“Contrary to media reports, the Boy Scouts of America has no plans to change its membership policy. The introduction of a resolution does not indicate the organization is ‘reviewing’ a policy or signal a change in direction,” according to an official statement from the Boy Scouts of America national office.
“The BSA is a voluntary, private organization that sets policies that are best for the organization,” reads the statement. “The BSA welcomes all who share its beliefs but does not criticize or condemn those who wish to follow a different path.”
The resolution cited was submitted in April to the national office by a member of the BSA voting board, asking the Boy Scouts of America to allow local chapters to determine their own membership policies.

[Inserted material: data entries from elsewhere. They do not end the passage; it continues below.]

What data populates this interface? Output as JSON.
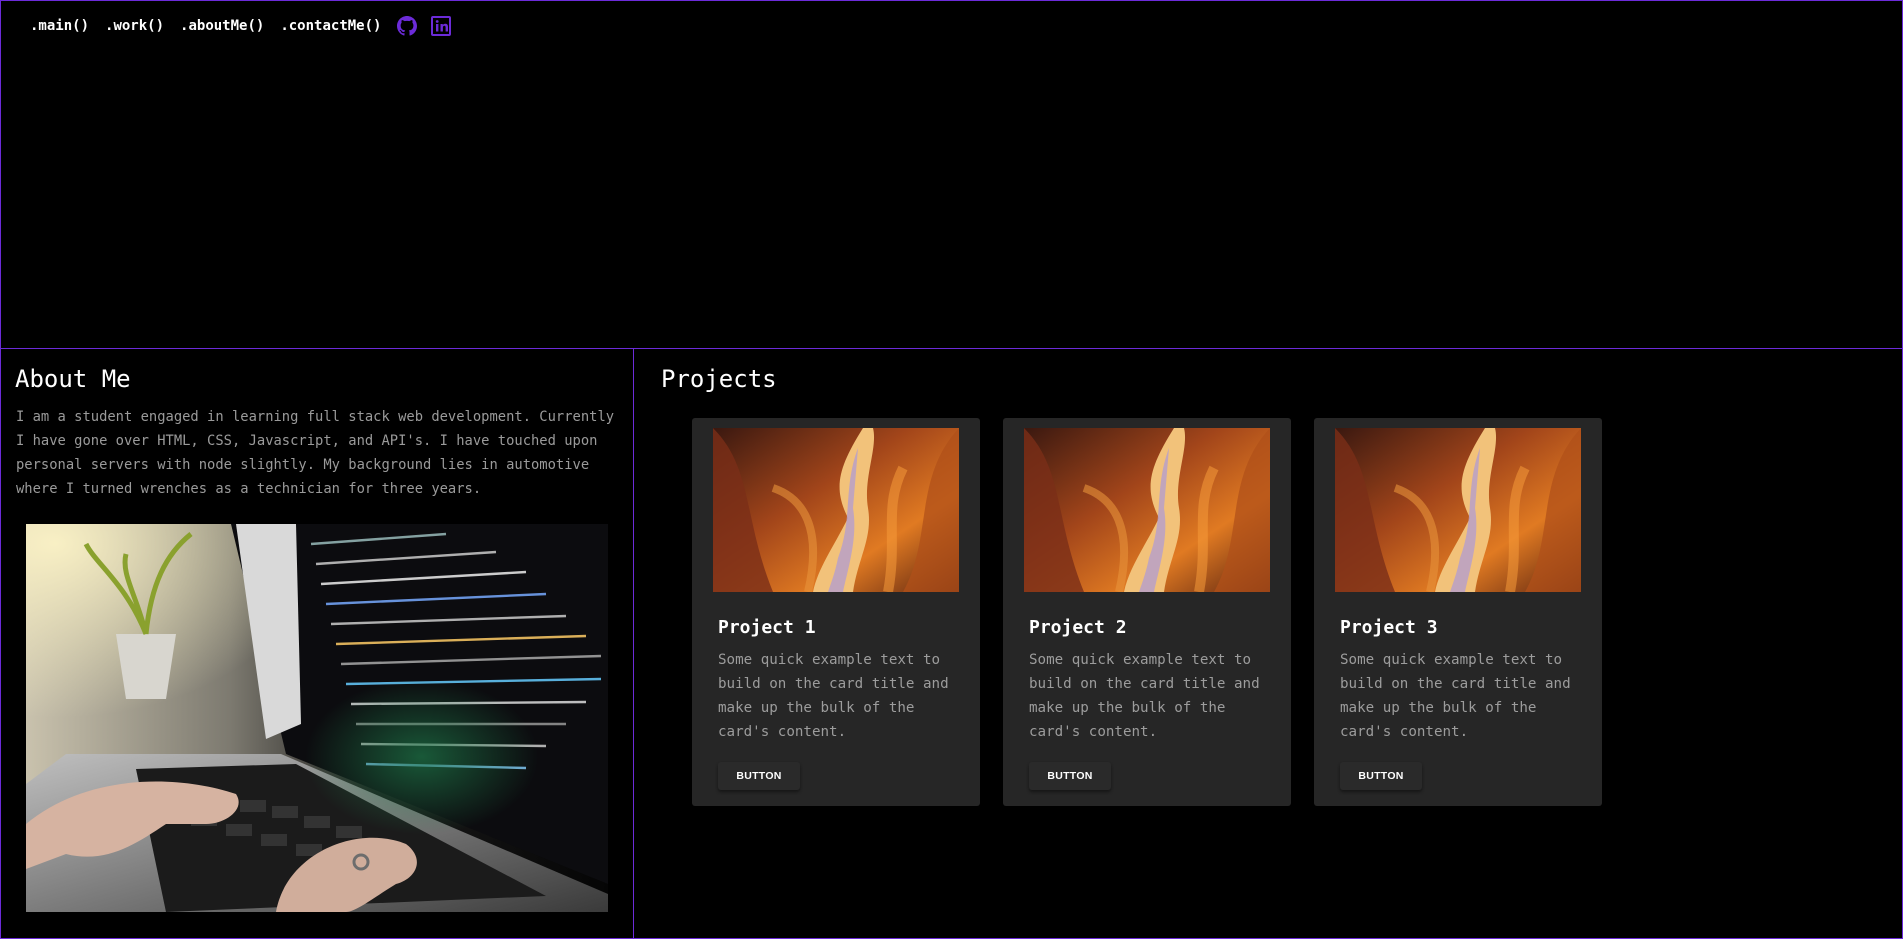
{
  "nav": {
    "links": [
      ".main()",
      ".work()",
      ".aboutMe()",
      ".contactMe()"
    ],
    "icons": [
      "github-icon",
      "linkedin-icon"
    ],
    "icon_color": "#6c2bd9"
  },
  "about": {
    "title": "About Me",
    "text": "I am a student engaged in learning full stack web development. Currently I have gone over HTML, CSS, Javascript, and API's. I have touched upon personal servers with node slightly. My background lies in automotive where I turned wrenches as a technician for three years."
  },
  "projects": {
    "title": "Projects",
    "cards": [
      {
        "title": "Project 1",
        "text": "Some quick example text to build on the card title and make up the bulk of the card's content.",
        "button": "BUTTON"
      },
      {
        "title": "Project 2",
        "text": "Some quick example text to build on the card title and make up the bulk of the card's content.",
        "button": "BUTTON"
      },
      {
        "title": "Project 3",
        "text": "Some quick example text to build on the card title and make up the bulk of the card's content.",
        "button": "BUTTON"
      }
    ]
  },
  "colors": {
    "accent": "#6c2bd9",
    "background": "#000000",
    "card": "#262626",
    "muted_text": "#9a9a9a"
  }
}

According to the bylaws of the BSA, any resolution, regardless of subject matter, must be reviewed by committee. The national office’s statement, however, makes clear that the BSA is not changing its policy regarding openly gay scouts and scout leaders.
On a related note, in April, Jennifer Tyrrell was removed from her post as den leader of an Ohio Cub Scout troop because she is an openly active lesbian.

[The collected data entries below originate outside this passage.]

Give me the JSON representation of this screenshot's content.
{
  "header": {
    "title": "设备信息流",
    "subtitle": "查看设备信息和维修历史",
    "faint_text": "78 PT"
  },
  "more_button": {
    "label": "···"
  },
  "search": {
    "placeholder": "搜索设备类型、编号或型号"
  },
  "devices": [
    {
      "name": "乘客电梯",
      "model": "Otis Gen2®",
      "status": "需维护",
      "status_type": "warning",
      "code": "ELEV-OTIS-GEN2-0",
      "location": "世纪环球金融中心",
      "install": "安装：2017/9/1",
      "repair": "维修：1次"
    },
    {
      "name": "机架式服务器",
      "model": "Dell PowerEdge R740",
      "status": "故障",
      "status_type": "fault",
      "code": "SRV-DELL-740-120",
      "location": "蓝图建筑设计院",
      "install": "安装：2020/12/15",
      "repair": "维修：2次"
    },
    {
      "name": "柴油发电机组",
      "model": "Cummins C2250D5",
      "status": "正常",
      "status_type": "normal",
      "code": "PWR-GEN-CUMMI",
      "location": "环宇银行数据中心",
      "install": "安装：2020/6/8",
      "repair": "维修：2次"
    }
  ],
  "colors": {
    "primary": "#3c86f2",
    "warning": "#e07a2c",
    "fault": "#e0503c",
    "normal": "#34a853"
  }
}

Also, last week, Eagle Scout Zach Wahls from Iowa, who was raised by two lesbians, delivered the petition with 275,000 signatures to the national annual meeting of the Boy Scouts of America.
As a courtesy to Wahls and Tyrrell, the Boy Scouts of America accepted the petition in a private meeting. The BSA maintains that the resolution introduced in April and the petition are not related in any way.

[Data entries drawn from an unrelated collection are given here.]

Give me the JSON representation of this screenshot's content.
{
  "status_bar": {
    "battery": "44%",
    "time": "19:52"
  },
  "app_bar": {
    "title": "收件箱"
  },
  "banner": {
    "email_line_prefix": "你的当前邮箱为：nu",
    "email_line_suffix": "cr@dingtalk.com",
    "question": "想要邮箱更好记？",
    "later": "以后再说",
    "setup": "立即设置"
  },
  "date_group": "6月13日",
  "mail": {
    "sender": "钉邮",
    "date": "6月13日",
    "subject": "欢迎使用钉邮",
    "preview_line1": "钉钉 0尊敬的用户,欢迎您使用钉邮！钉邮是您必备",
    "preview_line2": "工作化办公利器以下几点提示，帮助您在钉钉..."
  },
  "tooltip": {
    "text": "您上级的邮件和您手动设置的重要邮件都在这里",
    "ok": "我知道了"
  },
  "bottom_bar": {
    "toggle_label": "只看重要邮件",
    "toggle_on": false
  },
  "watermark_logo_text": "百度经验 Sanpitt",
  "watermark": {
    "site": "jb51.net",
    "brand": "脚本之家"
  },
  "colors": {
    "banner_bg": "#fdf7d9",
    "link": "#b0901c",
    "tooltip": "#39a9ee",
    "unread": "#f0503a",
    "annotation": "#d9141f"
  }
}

Peter LaBarbera, president of Americans for Truth About Homosexuality gave his “kudos to the Boy Scouts for not buckling” to the demands of homosexual activists, and said the Change.org petition is another example of the “aggressive” nature of activists to implement their pro-homosexual agenda.
“I wish they would just leave the Scouts alone,” LaBarbera told CNSNews.com. “They [homosexual activists] have all the freedom in the world to form the pro-gay Scouts, or the Gay Scouts.”
“I’m glad they’re [BSA] not considering capitulating to the homosexual activists’ demands,” he said. “But if they ever did consider it or if they ever moved in that direction, it would be an utter travesty.”
In the majority opinion, the late Chief Justice William H. Rehnquist wrote that freedom of association guaranteed in the First Amendment meant that the state could not compel the Scouts to admit members who strayed from the organizations’ “expressive message.”
The current BSA policy on sexual orientation reads as follows:
“While the BSA does not proactively inquire about the sexual orientation of employees, volunteers, or members, we do not grant membership to members who are open or avowed homosexuals or who engage in behavior that would become a distraction to the mission of the BSA.”